Rio de Janeiro – France is known for wine, Mexico for tequila and Russia for vodka. Seemingly every nation around the world has its signature alcohol, and in Brazil cachaça is king.
About 390 million gallons of this distilled liquor made from fermented sugarcane are consumed here every year. (Only about 4 million in the rest of the world.) Whether mixed with sugar and lime to make a caipirinha or slugged back in a shot, Brazilians revere cachaça (ka-sha-sa) the same way that the French do a fine Burgundy.
“Throughout Brazil there are thousands of different brands of cachaça,” Darci Azevedo, a cachaça expert at Rio de Janeiro’s Academia de Cachaça told Fox News Latino.
The history of cachaça in Brazil coincides with the introduction of sugar by settlers from the island chain of Madeira, less than 50 years after Portuguese explorer Pedro Álvares Cabral first landed in the small northeastern city of Porto Seguro.
While nobody knows for sure who actually “discovered” this beverage made from fermented sugarcane, the liquor quickly became a popular drink among Brazil’s impoverished multitudes —the country’s elite tended to prefer European cognacs and American whiskeys to the rough sugar liquor.
This stigma still holds in Brazil to some extent, but less than used to be the case, and, in recent years, cachaça has begun to go upscale in the same way that mezcal has in Mexico.
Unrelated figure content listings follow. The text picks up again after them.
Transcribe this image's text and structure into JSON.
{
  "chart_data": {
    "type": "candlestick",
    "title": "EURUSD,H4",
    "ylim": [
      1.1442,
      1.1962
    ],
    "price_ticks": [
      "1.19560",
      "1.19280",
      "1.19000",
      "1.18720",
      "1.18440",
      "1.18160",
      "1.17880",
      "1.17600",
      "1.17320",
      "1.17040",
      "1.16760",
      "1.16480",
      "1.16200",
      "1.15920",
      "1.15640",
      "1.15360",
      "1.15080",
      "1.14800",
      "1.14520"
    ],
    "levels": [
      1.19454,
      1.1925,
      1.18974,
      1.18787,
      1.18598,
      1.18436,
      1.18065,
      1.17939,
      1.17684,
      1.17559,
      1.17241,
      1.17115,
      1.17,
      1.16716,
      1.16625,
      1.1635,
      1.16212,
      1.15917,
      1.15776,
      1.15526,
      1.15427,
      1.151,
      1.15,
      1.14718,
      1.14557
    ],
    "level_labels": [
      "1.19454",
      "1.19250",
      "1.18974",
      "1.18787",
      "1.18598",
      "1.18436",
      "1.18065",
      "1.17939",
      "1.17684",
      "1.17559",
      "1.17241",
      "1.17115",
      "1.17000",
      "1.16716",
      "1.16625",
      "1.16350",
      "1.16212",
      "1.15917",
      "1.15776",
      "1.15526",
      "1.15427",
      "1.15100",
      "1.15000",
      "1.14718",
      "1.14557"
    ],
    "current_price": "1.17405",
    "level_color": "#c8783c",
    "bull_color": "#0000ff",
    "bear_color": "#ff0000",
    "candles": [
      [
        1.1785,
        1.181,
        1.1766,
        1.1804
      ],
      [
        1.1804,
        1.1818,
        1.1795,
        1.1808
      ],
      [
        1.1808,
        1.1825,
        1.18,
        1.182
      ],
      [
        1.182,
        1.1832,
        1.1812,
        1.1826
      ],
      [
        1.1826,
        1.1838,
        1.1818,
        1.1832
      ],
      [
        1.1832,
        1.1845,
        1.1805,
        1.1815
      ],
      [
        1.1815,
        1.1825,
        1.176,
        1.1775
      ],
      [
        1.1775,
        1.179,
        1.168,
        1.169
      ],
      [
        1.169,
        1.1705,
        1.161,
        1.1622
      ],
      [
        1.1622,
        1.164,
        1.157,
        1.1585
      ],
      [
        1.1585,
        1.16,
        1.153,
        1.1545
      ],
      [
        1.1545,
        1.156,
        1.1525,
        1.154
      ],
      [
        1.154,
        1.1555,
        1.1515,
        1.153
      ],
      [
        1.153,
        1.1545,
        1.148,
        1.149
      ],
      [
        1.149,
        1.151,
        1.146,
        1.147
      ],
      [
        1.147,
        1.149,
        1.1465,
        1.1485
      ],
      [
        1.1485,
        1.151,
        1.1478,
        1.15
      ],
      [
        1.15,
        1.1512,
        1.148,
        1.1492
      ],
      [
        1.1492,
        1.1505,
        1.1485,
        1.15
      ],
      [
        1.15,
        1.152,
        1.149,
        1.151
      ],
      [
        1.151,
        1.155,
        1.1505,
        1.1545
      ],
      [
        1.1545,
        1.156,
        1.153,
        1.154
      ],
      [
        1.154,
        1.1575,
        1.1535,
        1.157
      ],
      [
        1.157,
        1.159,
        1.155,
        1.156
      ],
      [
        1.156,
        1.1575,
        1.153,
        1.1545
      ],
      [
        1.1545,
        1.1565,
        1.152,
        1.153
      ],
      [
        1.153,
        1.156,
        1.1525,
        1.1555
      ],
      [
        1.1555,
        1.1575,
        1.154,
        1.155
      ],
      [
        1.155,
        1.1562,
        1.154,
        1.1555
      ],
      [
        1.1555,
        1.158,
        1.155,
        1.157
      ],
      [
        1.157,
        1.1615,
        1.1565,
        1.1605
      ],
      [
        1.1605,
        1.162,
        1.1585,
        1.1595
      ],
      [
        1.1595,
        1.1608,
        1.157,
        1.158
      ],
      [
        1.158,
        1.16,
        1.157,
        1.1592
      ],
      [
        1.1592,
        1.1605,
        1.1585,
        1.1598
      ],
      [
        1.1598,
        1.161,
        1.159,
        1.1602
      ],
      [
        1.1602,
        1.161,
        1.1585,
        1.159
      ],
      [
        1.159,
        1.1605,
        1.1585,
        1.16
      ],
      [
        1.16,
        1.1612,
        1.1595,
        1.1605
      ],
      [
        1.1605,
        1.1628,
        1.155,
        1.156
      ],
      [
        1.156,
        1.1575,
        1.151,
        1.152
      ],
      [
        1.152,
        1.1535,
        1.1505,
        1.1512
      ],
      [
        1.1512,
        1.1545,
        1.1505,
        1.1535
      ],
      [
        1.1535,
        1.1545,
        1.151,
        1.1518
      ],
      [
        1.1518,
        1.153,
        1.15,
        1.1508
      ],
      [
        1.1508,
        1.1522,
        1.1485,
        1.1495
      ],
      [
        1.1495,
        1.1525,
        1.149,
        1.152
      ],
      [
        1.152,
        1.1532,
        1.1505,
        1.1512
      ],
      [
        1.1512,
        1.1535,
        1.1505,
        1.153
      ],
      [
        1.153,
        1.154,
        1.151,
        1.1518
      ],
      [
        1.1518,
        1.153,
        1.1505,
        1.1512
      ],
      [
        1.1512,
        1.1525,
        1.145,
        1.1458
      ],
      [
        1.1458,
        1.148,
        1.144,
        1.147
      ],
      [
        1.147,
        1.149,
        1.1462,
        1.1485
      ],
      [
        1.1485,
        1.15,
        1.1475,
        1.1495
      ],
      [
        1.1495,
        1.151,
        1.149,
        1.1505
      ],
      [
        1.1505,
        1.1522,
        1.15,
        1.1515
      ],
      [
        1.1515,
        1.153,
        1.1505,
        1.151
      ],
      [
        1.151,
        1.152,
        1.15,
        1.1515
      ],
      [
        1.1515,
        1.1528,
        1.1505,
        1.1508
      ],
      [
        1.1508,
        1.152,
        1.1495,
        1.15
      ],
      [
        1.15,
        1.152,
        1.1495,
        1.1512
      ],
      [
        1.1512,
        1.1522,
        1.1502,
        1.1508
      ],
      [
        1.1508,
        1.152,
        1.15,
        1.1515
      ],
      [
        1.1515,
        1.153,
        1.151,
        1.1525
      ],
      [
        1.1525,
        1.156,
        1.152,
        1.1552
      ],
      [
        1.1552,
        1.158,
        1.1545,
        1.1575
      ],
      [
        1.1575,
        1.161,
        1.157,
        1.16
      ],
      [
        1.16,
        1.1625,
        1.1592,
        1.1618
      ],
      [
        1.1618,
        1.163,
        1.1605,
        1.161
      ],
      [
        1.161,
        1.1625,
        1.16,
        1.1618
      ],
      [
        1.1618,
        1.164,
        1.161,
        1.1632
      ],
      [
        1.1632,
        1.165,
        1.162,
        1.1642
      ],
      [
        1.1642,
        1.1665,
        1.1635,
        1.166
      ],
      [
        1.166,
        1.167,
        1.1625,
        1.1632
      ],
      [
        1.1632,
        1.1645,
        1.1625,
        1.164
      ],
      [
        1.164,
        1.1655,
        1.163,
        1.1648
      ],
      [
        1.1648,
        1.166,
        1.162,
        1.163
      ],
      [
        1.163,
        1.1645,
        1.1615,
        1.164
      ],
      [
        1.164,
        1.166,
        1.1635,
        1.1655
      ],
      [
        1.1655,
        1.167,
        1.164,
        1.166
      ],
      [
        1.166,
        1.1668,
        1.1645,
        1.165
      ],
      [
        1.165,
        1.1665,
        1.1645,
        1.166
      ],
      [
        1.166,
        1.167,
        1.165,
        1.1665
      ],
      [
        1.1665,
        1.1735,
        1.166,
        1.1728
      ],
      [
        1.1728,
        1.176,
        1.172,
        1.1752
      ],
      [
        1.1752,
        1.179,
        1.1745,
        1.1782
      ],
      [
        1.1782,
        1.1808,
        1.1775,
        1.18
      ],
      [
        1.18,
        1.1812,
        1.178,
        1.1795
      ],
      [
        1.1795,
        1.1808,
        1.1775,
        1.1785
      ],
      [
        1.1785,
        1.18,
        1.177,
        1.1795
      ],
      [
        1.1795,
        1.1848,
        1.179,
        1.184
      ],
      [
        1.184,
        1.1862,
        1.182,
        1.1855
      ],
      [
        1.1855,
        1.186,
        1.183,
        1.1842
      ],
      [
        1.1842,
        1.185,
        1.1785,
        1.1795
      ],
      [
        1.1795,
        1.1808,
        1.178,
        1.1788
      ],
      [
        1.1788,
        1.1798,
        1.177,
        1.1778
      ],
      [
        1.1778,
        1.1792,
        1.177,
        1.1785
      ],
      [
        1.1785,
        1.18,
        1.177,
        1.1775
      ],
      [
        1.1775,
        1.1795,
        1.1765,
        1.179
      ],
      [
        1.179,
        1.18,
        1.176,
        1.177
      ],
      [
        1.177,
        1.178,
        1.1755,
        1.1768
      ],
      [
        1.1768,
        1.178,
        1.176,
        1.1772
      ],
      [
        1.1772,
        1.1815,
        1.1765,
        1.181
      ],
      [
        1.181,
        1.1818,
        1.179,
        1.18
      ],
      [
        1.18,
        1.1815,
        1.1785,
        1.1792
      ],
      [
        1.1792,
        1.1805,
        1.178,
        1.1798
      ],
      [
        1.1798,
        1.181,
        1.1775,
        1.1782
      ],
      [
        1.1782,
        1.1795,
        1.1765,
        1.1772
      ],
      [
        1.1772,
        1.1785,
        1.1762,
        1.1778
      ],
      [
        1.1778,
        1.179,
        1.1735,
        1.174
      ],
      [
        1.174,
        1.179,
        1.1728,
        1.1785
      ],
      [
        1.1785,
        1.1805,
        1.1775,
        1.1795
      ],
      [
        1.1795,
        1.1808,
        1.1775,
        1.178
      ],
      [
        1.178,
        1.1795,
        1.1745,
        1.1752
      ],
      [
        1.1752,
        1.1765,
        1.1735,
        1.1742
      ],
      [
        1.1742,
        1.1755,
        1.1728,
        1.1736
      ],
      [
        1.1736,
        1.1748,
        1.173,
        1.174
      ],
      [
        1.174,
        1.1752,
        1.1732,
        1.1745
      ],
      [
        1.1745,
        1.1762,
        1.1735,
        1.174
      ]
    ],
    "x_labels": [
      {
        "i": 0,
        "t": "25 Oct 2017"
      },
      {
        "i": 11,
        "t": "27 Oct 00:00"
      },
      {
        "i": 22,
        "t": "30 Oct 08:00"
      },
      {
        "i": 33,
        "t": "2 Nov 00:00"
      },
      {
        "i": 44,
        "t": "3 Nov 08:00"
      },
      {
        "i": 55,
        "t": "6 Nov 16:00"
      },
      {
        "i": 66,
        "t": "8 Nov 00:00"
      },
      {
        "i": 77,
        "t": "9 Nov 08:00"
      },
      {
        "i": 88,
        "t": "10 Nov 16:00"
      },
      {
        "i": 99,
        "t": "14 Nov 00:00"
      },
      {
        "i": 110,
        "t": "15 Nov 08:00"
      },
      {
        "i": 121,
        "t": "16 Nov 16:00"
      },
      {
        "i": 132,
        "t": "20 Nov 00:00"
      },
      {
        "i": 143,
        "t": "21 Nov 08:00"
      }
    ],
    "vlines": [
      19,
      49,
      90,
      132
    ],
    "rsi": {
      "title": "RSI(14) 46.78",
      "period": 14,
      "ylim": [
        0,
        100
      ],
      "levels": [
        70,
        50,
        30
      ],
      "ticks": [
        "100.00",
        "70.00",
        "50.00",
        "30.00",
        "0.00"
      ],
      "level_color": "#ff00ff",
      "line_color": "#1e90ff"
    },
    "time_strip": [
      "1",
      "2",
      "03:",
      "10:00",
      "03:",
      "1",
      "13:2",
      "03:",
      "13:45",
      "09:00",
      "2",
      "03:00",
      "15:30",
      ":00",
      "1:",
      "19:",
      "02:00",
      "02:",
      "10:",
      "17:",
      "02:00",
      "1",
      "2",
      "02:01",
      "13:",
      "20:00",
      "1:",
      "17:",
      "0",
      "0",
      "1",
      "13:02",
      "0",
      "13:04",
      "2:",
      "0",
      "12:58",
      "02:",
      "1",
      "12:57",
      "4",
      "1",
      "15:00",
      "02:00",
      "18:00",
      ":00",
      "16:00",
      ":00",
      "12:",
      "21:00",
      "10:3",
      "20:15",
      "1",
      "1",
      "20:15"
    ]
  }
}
And fancy cachaçaerias, like the Academia de Cachaça, have sprung up everywhere.
In part, this is a result of a push by Brazilian lawmakers to establish the alcoholic drink as a symbol of national pride.
The former president, Luiz Inácio “Lula” da Silva, in 2003 went so far as to issue a decree specifying the words “cachaça” and “caipirinha” as strictly Brazilian in origin, later lobbying the World Trade Organization in an attempt to gain intellectual property rights protection under international law over the terms.
“In some sugarcane-producing states, pretty much every farm produces its own cachaça,” Azevedo said. “Each one has its own family brand of cachaça.”
While the family labels may be a little rough to get down for the uninitiated, some producers have started aging their products in wooden barrels in a process similar to what distillers do with scotch or bourbon.
In the United States, some of these artisanal cachaças can cost upwards of $50 in a liquor store, a far cry from the $2 bottles sold on the streets of Rio de Janeiro.
“The darker cachaças are aged in wooden barrels and they stay in there longer until the get color and flavor,” Azevedo added.
The different types of cachaças also are used to make different types of cocktails—of these the caipirinha stands above the rest.
First introduced as a drink containing cachaça, lemon, garlic and honey in 1918, the caipirinha was believed to help ward off the Spanish flu that killed 50 to 100 million people around the world.
Many people still use the original recipe as a “cure” for the common cold. Probably drinking it just cures you of caring that you have a cold.
In any event, the garlic and honey may have had medicinal benefits, but as a mixer they didn’t combine to make a happy hour fave.
“One day someone decided to remove the garlic and honey, then added a few tablespoons sugar to reduce the acidity of lime. The ice came next, to ward off the heat," Carlos Lima, executive director of IBRAC (the Brazilian Institute of Cachaça), told FNL.
The classic caipirinha may be the most popular drink in Brazil, but the top seller at the Academia de Cachaça is the aptly-named Academico, a mixture of green oranges, honey and aged cachaça served over ice in an old-fashioned glass.
The staff at the Academia say they have had thirsty visitors from across the globe – most of whom don’t speaking Portuguese – come in with the name of the drink written on a piece of paper.
“You only find this type of caipirinha here,” Azevedo said proudly. “It’s a classic of the house.”